Further information: Gender separation in Judaism

In Orthodox Judaism, there are certain situations in which gender separation is practiced for religious and social reasons, with strict rules on mingling of men and women. Before they were banned in 2011, Mehadrin bus lines operated along routes with large Haredi populations, with seats in the front reserved for men passengers only. In 2006, Miriam Shear, an American Jewish woman, claims she was attacked by a group of ultra-Orthodox men after refusing to move to the back of the bus on a non-segregated line. Critics have likened the “mehadrin” lines to racial segregation in the United States, with Shear compared to African American icon Rosa Parks. In July 2004, American-Israeli novelist Naomi Ragen was insulted and threatened because she refused to give up her seat and move to the back of the bus.

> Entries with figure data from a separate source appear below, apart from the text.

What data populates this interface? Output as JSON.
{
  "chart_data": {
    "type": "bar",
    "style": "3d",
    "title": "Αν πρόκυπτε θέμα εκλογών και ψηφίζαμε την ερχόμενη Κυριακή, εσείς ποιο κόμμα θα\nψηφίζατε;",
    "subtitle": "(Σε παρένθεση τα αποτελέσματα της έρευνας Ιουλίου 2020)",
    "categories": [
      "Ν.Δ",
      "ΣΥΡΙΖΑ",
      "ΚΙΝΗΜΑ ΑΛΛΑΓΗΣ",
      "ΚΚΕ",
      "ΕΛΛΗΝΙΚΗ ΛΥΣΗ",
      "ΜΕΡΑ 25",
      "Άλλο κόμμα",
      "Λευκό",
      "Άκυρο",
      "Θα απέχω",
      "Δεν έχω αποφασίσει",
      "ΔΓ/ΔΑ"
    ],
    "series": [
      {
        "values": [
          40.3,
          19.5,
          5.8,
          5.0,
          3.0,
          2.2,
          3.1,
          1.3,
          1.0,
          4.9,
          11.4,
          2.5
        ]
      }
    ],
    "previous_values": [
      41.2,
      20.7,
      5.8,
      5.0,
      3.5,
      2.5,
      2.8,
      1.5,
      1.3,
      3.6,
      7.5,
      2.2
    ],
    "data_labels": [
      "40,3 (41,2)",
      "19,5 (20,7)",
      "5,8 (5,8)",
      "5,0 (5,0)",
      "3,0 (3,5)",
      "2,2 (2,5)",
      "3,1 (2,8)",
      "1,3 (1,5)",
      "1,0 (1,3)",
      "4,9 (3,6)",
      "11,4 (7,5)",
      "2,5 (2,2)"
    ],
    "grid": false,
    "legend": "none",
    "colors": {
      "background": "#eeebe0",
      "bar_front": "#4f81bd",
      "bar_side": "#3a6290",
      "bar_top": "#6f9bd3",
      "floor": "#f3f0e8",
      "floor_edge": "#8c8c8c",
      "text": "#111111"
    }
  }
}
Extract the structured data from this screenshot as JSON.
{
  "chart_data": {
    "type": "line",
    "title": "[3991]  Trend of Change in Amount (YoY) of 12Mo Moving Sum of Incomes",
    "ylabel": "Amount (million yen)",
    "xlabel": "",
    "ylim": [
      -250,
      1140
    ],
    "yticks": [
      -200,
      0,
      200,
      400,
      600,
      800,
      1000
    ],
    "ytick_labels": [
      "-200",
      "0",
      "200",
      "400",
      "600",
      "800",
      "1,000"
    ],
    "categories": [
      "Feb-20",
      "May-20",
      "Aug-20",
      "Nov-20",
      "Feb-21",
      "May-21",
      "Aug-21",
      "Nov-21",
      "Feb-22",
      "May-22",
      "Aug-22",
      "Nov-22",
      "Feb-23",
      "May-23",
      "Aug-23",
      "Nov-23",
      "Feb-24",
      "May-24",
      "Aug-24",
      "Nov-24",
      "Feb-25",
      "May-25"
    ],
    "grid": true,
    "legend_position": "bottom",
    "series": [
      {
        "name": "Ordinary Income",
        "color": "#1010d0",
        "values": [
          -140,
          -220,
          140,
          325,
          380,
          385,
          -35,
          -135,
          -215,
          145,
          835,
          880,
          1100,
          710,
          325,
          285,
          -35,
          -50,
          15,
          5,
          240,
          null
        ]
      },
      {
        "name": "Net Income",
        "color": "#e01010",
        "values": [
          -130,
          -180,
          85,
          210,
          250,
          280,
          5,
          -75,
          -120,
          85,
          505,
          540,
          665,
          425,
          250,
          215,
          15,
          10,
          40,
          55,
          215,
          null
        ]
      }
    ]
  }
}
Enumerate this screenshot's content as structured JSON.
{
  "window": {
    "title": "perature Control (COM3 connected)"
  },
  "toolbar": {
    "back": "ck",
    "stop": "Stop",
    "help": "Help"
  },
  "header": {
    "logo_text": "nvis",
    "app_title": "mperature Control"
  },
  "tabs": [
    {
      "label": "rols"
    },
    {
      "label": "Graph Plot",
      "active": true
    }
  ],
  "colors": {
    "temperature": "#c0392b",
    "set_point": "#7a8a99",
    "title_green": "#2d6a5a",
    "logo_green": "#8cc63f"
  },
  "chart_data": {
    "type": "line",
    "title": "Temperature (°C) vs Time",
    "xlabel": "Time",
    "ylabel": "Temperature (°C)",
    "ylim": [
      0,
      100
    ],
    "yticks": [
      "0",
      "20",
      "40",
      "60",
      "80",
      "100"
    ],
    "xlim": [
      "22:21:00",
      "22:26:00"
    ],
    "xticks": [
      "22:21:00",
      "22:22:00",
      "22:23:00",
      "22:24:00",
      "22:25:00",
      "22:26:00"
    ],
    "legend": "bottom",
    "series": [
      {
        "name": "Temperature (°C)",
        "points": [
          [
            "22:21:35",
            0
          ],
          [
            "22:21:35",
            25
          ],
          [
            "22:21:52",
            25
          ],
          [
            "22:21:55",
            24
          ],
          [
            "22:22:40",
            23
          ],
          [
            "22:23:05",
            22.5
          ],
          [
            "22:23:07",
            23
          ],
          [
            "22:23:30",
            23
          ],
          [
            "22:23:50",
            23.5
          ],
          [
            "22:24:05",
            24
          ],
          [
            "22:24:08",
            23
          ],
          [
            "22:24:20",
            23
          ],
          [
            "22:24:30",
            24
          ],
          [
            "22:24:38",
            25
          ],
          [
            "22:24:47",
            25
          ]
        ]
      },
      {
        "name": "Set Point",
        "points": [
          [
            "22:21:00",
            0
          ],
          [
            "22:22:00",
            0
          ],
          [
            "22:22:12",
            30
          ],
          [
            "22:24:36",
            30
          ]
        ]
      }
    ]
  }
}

Vigilante "modesty patrols" have harassed women perceived as immodestly dressed in Haredi neighborhoods. In 2010, police arrested two Haredi men at the Western Wall plaza on suspicion that they threw chairs at a Women of the Wall group that was praying aloud at the site.

On September 28, 2010, the Israeli Supreme Court outlawed public gender segregation in Jerusalem's Mea Shearim neighborhood in response to a petition submitted after extremist Haredi men physically and verbally assaulted women for walking on a designated men's only road.

In January 2011, a ruling of the Israeli High Court of Justice allowed the continuation of the gender segregation in public buses on a strictly voluntary basis for a one-year experimental period.

In December 2011 U.S Secretary of State Hillary Clinton commented on the controversy surrounding gender-separated buses in Israel, comparing Israel to Iran.